Есть в этой книге и рассказ о том, как его призвали в армию гетмана. После первых выстрелов армия разбегается, и Паустовский идёт по городу в шинели со следами погон. Это выдаёт его лучше документов. Но петлюровцы только несколько раз бьют его прикладами.
Писатели, уже состоявшиеся и будущие, что жили тогда в Киеве, создали ни с чем не сравнимый портрет этого города.
Но хорошая проза двадцатых годов прошлого века даёт нам неоценимый опыт описания больших масс людей, охваченных тревогой.
Она, эта великая литература прошлого, вообще нам даёт многое, но тут нужно сделать отступление и сказать о больших массах людей, охваченных тревогой. Не паникой, когда люди ломятся с корабля к шлюпкам, и не когда, наоборот, роняя чемоданы, они лезут на корабль по ялтинским сходням. А именно то, когда есть ещё время и тревога мешается со страхом.

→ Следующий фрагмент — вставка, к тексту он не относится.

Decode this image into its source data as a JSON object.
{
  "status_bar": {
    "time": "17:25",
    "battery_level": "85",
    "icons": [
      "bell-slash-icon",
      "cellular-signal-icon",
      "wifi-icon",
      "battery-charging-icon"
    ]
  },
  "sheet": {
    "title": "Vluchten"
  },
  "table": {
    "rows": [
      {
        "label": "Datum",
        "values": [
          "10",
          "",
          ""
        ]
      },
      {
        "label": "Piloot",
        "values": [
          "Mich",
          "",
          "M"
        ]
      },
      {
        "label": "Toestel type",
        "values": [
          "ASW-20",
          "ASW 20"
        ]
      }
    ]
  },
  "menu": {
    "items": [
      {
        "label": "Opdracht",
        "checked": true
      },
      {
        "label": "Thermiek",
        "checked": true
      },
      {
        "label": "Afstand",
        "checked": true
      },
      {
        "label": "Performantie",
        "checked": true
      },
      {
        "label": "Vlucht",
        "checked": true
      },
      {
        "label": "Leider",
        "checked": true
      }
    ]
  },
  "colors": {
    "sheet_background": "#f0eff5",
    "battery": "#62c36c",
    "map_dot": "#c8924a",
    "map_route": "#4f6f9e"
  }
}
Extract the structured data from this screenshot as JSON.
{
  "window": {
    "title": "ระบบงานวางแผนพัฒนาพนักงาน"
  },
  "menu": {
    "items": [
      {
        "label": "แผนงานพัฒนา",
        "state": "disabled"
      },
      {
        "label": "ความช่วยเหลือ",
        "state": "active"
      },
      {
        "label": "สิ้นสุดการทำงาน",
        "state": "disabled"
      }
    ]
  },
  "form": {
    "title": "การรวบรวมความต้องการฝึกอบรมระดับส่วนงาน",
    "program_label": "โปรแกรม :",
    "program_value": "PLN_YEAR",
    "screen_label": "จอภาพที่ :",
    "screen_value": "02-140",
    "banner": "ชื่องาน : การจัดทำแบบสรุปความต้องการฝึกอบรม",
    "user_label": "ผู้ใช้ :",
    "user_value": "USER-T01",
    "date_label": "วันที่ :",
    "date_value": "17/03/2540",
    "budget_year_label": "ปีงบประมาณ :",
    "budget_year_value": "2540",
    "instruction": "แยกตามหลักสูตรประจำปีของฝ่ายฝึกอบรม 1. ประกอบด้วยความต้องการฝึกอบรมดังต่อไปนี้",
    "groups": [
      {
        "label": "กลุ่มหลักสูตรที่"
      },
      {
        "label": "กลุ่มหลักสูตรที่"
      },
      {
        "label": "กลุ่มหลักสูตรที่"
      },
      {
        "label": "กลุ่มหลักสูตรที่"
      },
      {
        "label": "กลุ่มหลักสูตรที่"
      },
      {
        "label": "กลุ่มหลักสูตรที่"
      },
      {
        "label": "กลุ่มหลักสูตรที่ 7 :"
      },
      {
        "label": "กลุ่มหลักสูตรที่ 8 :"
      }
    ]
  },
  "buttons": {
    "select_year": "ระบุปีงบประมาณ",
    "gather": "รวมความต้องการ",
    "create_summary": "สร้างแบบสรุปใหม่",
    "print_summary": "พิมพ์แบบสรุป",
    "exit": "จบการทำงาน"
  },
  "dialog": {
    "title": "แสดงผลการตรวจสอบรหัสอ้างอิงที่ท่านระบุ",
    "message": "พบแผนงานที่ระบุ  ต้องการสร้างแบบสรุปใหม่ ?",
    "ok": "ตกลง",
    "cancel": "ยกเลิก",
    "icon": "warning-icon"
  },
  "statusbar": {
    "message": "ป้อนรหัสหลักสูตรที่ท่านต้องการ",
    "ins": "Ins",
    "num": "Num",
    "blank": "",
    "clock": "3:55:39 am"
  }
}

История русской интеллигенции — это история больших человеческих масс, охваченных тревогой и страхом.
Булгаков в романе пишет: «Большевиков ненавидели. Но не ненавистью в упор, когда ненавидящий хочет идти драться и убивать, а ненавистью трусливой, шипящей, из-за угла, из темноты. Ненавидели по ночам, засыпая в смутной тревоге, днём в ресторанах, читая газеты, в которых описывалось, как большевики стреляют из маузеров в затылки офицерам и банкирам и как в Москве торгуют лавочники лошадиным мясом, заражённым сапом. Ненавидели все — купцы, банкиры, промышленники, адвокаты, актёры, домовладельцы, кокотки, члены государственного совета, инженеры, врачи и писатели…»
Хорошо этот дух описал Шкловский:
«И уже не верили, — но нужно же верить во что-нибудь человеку, у которого есть имущество.
Рассказывали, что французы уже высадились в Одессе и отгородили часть города стульями, и между этими стульями, ограничившими территорию новой французской колонии, не смеют пробегать даже кошки.
Рассказали, что у французов есть фиолетовый луч, которым они могут ослепить всех большевиков, и Борис Мирский написал об этом луче фельетон „Больная красавица“. Красавица — старый мир, который нужно лечить фиолетовым лучом[33].
И никогда раньше так не боялись большевиков, как в то время. Из пустой и чёрной России дул чёрный сквозняк.
Рассказывали, что англичане — рассказывали это люди не больные, — что англичане уже высадили в Баку стада обезьян, обученных всем правилам военного строя. Рассказывали, что этих обезьян нельзя распропагандировать, что идут они в атаки без страха, что они победят большевиков. Показывали рукой на аршин от пола рост этих обезьян. Говорили, что когда при взятии Баку одна такая обезьяна была убита, то её хоронили с оркестром шотландской военной музыки и шотландцы плакали.
Потому что инструкторами обезьяньих легионов были шотландцы».